“I think he found out a few years after Wilder was born, and that’s why he left,” I say. “Ronan has no idea. Or, if he does, he’s never said anything.”
Denver chews her lip. “I can’t imagine Finn ever cheating, though. He adores Helena.”
“I don’t think he did cheat,” I say. “I think they were all together and the pregnancy was a total surprise. There’s a chance my mom wasn’t even sure who my father was for a long time.”
She shifts closer and lowers her voice. “That means the McEwan legacy is yours. Not Ronan’s. You could be the head of the two most?—”
“I don’t want it.”
She releases a breath of a laugh. “You don’t want it?”
“No. Would you?” I ask, and she relaxes her shoulders. “A few years ago, I’d have lunged at it with both hands. To be a McEwan? Fuck. It was all I wanted. But …”
“Time and context,” she says, echoing our conversation about Wilder in the lift all those weeks ago. I nod. “And no one knows you suspect? Not even Finn?”
“No. It’s a conversation I’ll have one day, but not now. So, there’s my dirty family secret. Now you know something about me, you’re safe to talk about you. You don’t have to, but?—”
“Ranger manipulated me into killing my husband.”

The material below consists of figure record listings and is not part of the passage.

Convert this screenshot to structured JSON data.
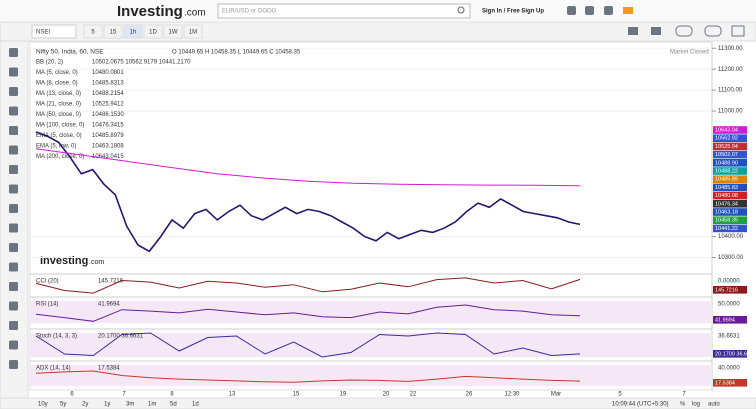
{
  "header": {
    "logo": "Investing",
    "logo_suffix": ".com",
    "search_placeholder": "EUR/USD or GOOG",
    "sign_in": "Sign In / Free Sign Up"
  },
  "toolbar": {
    "symbol": "NSEI",
    "intervals": [
      "5",
      "15",
      "1h",
      "1D",
      "1W",
      "1M"
    ]
  },
  "chart_data": {
    "type": "line",
    "ohlc_text": "O 10449.65 H 10458.35 L 10449.65 C 10458.35",
    "status": "Market Closed",
    "ylim": [
      10250,
      11330
    ],
    "yticks": [
      {
        "value": 11300,
        "label": "11300.00"
      },
      {
        "value": 11200,
        "label": "11200.00"
      },
      {
        "value": 11100,
        "label": "11100.00"
      },
      {
        "value": 11000,
        "label": "11000.00"
      },
      {
        "value": 10400,
        "label": "10400.00"
      },
      {
        "value": 10300,
        "label": "10300.00"
      }
    ],
    "series": [
      {
        "name": "Nifty 50, India, 60, NSE",
        "color": "#2b1470",
        "values": [
          10900,
          10880,
          10850,
          10780,
          10700,
          10720,
          10650,
          10600,
          10450,
          10360,
          10330,
          10400,
          10480,
          10440,
          10510,
          10530,
          10480,
          10520,
          10550,
          10500,
          10480,
          10510,
          10540,
          10510,
          10530,
          10520,
          10500,
          10470,
          10440,
          10400,
          10380,
          10420,
          10390,
          10410,
          10430,
          10420,
          10440,
          10470,
          10520,
          10560,
          10540,
          10580,
          10550,
          10520,
          10510,
          10500,
          10490,
          10470,
          10458.35
        ]
      },
      {
        "name": "MA (200, close, 0)",
        "value_text": "10643.0415",
        "color": "#d21bd2",
        "values": [
          10820,
          10790,
          10760,
          10730,
          10700,
          10680,
          10665,
          10655,
          10650,
          10648,
          10646,
          10645,
          10643.04
        ]
      }
    ],
    "legend": [
      {
        "name": "BB (20, 2)",
        "value_text": "10502.0675  10562.9179  10441.2170",
        "color": "#3355cc"
      },
      {
        "name": "MA (5, close, 0)",
        "value_text": "10480.0801",
        "color": "#d02020"
      },
      {
        "name": "MA (8, close, 0)",
        "value_text": "10485.8313",
        "color": "#2050c0"
      },
      {
        "name": "MA (13, close, 0)",
        "value_text": "10488.2154",
        "color": "#10a0a0"
      },
      {
        "name": "MA (21, close, 0)",
        "value_text": "10525.9412",
        "color": "#c03030"
      },
      {
        "name": "MA (50, close, 0)",
        "value_text": "10486.1530",
        "color": "#e08000"
      },
      {
        "name": "MA (100, close, 0)",
        "value_text": "10476.3415",
        "color": "#333333"
      },
      {
        "name": "EMA (5, close, 0)",
        "value_text": "10485.8979",
        "color": "#8020a0"
      },
      {
        "name": "EMA (5, low, 0)",
        "value_text": "10463.1808",
        "color": "#2050c0"
      }
    ],
    "price_labels": [
      {
        "label": "10643.04",
        "color": "#d21bd2"
      },
      {
        "label": "10562.92",
        "color": "#3355cc"
      },
      {
        "label": "10525.94",
        "color": "#c03030"
      },
      {
        "label": "10502.07",
        "color": "#3355cc"
      },
      {
        "label": "10488.90",
        "color": "#2050c0"
      },
      {
        "label": "10488.22",
        "color": "#10a0a0"
      },
      {
        "label": "10485.89",
        "color": "#e08000"
      },
      {
        "label": "10485.83",
        "color": "#2050c0"
      },
      {
        "label": "10480.08",
        "color": "#d02020"
      },
      {
        "label": "10476.34",
        "color": "#333333"
      },
      {
        "label": "10463.18",
        "color": "#2050c0"
      },
      {
        "label": "10458.35",
        "color": "#20a040"
      },
      {
        "label": "10441.22",
        "color": "#3355cc"
      }
    ],
    "x_labels": [
      "6",
      "7",
      "8",
      "13",
      "15",
      "19",
      "20",
      "22",
      "26",
      "12:30",
      "Mar",
      "5",
      "7"
    ],
    "panels": [
      {
        "name": "CCI (20)",
        "value_text": "145.7216",
        "color": "#8b1a1a",
        "axis_label": "0.00000",
        "ylim": [
          -250,
          250
        ],
        "values": [
          50,
          -120,
          -180,
          120,
          80,
          -60,
          100,
          60,
          -40,
          20,
          -150,
          -90,
          60,
          -30,
          140,
          180,
          60,
          120,
          -80,
          145.72
        ]
      },
      {
        "name": "RSI (14)",
        "value_text": "41.9694",
        "color": "#6a1b9a",
        "axis_label": "50.0000",
        "ylim": [
          20,
          80
        ],
        "values": [
          45,
          38,
          30,
          55,
          52,
          48,
          56,
          50,
          44,
          48,
          40,
          38,
          50,
          46,
          60,
          65,
          55,
          52,
          44,
          41.97
        ]
      },
      {
        "name": "Stoch (14, 3, 3)",
        "value_text": "20.1700  36.6631",
        "color": "#3a2a9a",
        "axis_label": "36.6631",
        "ylim": [
          0,
          100
        ],
        "values": [
          80,
          20,
          15,
          85,
          90,
          30,
          75,
          80,
          20,
          60,
          10,
          25,
          85,
          80,
          90,
          85,
          20,
          40,
          15,
          20.17
        ]
      },
      {
        "name": "ADX (14, 14)",
        "value_text": "17.5384",
        "color": "#c0392b",
        "axis_label": "40.0000",
        "ylim": [
          0,
          60
        ],
        "values": [
          35,
          38,
          40,
          30,
          25,
          22,
          20,
          18,
          16,
          15,
          18,
          20,
          19,
          17,
          22,
          28,
          25,
          22,
          19,
          17.54
        ]
      }
    ]
  },
  "footer": {
    "periods": [
      "10y",
      "5y",
      "2y",
      "1y",
      "3m",
      "1m",
      "5d",
      "1d"
    ],
    "time": "10:09:44 (UTC+5:30)",
    "percent": "%",
    "log": "log",
    "auto": "auto"
  }
}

I’m fairly sure my facial expressions go through something similar to Denver’s when I told her my secret, so she allows me a moment.
“Continue.”
She swallows. “Wyatt was cheating, with numerous women, but Ranger hired them. All of them. On my birthday,he took me into the basement, and Wyatt was on his knees. Ranger showed me the tapes of Wyatt fucking other women, and then also told me Wyatt was going to kill me. He’d upped the life insurance, even asked Cal to do it one night.”
“Fucker,” I whisper. “I don’t blame you for doing it, then.”
“It wasn’t true,” she says. “Wyatt wasn’t going to kill me, but Ranger knew I would’ve either let him live or at the very least forgive the cheating. Ranger didn’t want that. He wanted Wyatt out of the picture, so he orchestrated the whole thing. And I was angry. I was so angry, Colt. I was humiliated, hurt … and it was him or me, right?” She’s talking fast, maybe more to herself. “So, I took the gun and did it. I hated him for embarrassing me, lying to me, being everything he promised he’d never be. And then I fucked Ranger before my husband’s body was even cold.”
I make a strange humming sound. “A lot to unpack.”
But it isn’t over.
“And I ran. Who wouldn’t run? Ranger thought he had me. I didn’t have Wyatt as an excuse to keep my distance. I bolted. Ran for my fucking life. But then I came back, and people died, and there was all this mess!” She shakes her hands above her head, but the words keep coming. “Then I was being interrogated by the police, offered deals to get out, but I’m not a rat. I wasn’t going to do that to Ranger. And bit by bit, day by day, I wore myself down because I love him. He’d sunk his teeth into me.” She curls her fingers as if she’s squeezing an imaginary pillow. “And then I found out the will was a lie. My dad didn’t want me with Ranger, that was his worst fucking nightmare, and Ranger admitted he’d been using me, but that he’d fallen in love with me.”
I wonder if I should be making notes.
“So … I stayed. I married him. Because right or wrong, I thought I belonged with him. He said I could be great. I could be Deluxe. Powerful. Feared. And then the moment I got even a taste of it? He fucks my casino deal.”
“Ranger did that?”
She nods rapidly. “Fucked the sale for me. Almost cost me my relationship with the Laus. And when I told him I couldn’t come home, that I needed space, that he kept breaking me, he said that’s what love is.” Her quick-fire anger and words fizzle out quickly, like she’s deflating in front of me. “So, you see what I mean when I say it isn’t only love? It’s obsession.”
“It sounds more like possession.”
She meets my eyes, but whatever she was going to say doesn’t materialize. She leans her shoulder into the cushion.
“Do you want my opinion?”
She sighs. “No, but yes.”
“Your marriage is a nightmare.”
Denver’s laugh is loud, and she leans forward, her forehead pressing into my shoulder as she chuckles. “You think? And now I have to call him and say I almost died, but please don’t come and get me.”
“Get you?”
She sits up again. “He said I either go home or he’ll come out here and get me.”